Chair by Mary A Kelly
It sat, staring out the window filled with white.
The wooden frame curving up into a graceful sweep, the cushions flattened with time. Still fresh as ever though, the wood regularly polished and dusted, the covers washed in a warm cycle with two and a quarter cups of soap and carefully put back on the chair. The floor bears no marks of movement, it has sat still these past years, supporting its owner. Being an island in a sea of people, a sea of intermittent fasting and surgeries. Of diagnoses and medication. Its owner comes every day, without fail, to sit and look out the window. Calming their nerves after a long day of stress.

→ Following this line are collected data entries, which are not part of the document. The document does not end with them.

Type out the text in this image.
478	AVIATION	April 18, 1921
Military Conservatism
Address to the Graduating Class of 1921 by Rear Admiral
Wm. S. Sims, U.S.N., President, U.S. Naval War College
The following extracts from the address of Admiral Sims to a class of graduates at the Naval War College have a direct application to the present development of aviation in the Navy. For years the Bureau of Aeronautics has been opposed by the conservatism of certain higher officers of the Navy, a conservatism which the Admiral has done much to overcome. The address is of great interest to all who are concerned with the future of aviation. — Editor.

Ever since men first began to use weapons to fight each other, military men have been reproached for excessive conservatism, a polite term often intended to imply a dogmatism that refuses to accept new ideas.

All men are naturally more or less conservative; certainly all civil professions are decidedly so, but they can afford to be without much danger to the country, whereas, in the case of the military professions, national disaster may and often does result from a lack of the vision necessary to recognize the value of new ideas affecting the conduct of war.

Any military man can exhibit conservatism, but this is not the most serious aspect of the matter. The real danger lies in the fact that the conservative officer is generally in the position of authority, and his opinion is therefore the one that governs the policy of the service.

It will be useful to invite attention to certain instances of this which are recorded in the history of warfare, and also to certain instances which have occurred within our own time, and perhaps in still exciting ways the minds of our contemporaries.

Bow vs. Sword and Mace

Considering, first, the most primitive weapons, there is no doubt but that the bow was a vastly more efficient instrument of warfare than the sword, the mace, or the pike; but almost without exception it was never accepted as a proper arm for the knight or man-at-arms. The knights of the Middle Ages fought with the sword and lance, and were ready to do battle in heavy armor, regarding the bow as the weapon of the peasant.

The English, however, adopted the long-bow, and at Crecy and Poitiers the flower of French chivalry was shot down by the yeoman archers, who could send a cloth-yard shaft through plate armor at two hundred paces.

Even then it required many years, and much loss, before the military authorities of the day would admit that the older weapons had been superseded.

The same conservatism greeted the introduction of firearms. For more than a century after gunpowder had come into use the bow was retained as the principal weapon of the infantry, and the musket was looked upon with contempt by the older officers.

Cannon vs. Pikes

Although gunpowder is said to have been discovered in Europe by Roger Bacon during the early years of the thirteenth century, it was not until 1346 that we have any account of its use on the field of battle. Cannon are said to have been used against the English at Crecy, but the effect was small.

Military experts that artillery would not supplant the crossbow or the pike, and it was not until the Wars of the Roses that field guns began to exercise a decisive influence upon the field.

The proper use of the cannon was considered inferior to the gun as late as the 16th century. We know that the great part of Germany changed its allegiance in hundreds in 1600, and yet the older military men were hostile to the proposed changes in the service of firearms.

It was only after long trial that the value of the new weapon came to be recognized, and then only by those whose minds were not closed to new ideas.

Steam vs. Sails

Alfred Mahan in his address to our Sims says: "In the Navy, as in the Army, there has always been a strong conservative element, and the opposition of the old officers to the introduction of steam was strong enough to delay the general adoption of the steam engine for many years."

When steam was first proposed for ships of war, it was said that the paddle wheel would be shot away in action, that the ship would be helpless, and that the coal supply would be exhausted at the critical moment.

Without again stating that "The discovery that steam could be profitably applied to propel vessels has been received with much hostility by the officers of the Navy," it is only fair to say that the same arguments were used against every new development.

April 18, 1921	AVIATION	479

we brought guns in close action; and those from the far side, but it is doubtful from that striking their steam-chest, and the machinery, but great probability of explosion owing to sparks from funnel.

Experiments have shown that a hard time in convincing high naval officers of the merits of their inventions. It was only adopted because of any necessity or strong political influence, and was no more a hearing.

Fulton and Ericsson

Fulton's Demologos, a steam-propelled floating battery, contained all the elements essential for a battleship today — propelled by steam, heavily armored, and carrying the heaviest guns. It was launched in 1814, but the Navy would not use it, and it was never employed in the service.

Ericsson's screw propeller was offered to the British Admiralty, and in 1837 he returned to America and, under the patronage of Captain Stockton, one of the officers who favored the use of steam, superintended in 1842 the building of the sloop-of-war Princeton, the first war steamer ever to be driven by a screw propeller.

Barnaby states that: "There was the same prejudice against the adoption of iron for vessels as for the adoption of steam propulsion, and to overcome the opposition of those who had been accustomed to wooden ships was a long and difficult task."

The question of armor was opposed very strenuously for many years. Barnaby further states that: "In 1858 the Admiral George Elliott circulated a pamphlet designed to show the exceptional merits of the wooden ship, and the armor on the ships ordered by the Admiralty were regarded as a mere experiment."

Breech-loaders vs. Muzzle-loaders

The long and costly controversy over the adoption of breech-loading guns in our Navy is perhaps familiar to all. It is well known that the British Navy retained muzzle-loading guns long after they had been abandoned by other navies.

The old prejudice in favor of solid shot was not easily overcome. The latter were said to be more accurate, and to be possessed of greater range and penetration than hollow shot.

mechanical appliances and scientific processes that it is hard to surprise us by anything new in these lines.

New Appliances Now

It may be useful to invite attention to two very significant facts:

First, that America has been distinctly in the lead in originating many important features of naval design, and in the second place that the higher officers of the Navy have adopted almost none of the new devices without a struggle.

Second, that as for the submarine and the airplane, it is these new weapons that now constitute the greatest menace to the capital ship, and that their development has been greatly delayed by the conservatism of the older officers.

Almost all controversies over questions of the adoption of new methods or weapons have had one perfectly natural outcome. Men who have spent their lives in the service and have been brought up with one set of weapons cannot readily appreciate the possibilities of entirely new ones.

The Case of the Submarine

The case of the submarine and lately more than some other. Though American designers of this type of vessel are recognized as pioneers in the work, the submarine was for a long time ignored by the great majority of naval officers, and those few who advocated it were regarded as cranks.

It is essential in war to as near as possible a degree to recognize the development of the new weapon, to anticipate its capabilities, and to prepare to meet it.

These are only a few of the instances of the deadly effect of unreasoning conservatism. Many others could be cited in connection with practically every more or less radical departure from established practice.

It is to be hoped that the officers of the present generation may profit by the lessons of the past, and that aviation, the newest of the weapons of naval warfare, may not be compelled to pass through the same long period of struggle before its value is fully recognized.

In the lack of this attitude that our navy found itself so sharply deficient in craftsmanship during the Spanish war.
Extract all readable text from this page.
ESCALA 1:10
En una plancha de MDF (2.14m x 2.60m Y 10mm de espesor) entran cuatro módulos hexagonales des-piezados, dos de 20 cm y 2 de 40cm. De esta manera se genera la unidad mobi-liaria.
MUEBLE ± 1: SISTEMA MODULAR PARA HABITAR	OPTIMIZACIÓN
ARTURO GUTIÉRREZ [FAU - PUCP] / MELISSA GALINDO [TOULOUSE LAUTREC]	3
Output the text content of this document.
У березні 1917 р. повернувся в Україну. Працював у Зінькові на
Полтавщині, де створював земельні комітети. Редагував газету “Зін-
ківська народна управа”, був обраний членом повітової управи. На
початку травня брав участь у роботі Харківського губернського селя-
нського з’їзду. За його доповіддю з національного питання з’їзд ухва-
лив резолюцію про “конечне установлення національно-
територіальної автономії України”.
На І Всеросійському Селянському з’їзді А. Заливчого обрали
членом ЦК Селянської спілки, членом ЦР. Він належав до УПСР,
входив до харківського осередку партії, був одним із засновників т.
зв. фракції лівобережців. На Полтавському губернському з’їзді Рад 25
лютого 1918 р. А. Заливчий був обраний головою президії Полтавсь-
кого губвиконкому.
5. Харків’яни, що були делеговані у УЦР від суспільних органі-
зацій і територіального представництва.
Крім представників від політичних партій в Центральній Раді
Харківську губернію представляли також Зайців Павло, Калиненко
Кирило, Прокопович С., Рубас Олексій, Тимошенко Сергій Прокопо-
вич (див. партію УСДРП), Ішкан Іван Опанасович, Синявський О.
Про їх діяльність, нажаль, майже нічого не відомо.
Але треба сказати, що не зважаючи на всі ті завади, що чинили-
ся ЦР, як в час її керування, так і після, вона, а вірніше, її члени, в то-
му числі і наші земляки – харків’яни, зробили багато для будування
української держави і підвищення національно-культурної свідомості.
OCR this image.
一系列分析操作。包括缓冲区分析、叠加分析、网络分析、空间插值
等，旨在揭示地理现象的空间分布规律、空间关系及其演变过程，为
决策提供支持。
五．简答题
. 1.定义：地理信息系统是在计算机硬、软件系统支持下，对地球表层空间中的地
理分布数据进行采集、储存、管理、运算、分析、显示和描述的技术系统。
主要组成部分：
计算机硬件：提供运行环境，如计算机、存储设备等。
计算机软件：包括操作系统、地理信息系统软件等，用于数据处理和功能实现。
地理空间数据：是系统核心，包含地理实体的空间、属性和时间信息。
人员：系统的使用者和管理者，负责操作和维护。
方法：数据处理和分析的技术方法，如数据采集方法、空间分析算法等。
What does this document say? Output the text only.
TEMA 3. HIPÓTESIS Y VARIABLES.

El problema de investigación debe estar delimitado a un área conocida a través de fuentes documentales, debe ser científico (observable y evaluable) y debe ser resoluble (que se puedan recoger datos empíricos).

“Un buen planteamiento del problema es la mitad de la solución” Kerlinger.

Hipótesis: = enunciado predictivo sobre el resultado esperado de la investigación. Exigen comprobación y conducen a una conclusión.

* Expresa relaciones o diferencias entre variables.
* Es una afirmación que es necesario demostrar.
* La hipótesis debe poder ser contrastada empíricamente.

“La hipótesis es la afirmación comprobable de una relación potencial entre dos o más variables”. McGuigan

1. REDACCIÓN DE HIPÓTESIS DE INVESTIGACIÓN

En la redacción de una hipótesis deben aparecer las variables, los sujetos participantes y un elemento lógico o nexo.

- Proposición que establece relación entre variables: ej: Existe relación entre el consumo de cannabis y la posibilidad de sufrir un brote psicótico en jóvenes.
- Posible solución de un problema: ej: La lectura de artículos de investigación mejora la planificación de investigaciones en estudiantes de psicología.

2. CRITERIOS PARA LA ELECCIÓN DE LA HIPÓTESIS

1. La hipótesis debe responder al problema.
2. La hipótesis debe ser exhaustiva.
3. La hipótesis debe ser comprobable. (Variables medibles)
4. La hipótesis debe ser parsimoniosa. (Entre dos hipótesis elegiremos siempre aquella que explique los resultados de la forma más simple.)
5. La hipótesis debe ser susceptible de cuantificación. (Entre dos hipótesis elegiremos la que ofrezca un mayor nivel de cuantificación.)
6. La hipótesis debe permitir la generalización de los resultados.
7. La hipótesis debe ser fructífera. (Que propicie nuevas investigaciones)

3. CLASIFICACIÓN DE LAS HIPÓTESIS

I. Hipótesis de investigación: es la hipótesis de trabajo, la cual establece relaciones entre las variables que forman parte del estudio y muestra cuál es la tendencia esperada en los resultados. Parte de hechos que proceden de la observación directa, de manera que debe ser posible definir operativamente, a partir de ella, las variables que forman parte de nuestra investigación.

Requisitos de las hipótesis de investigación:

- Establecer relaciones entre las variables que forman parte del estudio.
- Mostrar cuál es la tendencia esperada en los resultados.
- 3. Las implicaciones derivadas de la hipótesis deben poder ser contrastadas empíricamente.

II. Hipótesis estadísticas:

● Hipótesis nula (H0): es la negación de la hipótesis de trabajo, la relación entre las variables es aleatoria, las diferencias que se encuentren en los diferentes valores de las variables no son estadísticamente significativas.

Slung over the back of the chair is a knitted blanket, wonderful colours as bright as ever, in a pattern that seems to swirl down the chair. Tiny scratches climb from the front left leg, from where the owner's daughter had gotten a kitten but it had passed away. Leaving the wood intact. The fabric faded from constant sunlight, there were no blinds in this room, and the temperature was always kept warm, the owner getting colder than others.
But eventually, as all things do, the owner's visits came to an end. The chair sits alone, a thin layer of dust slowly dancing its way out of the air to lay on the cushioned seat. The room turns warm again with the incoming summer, the covers now being washed in a cold cycle with only two cups of soap.
It sat, staring out the window filled with white, enough for the both of them.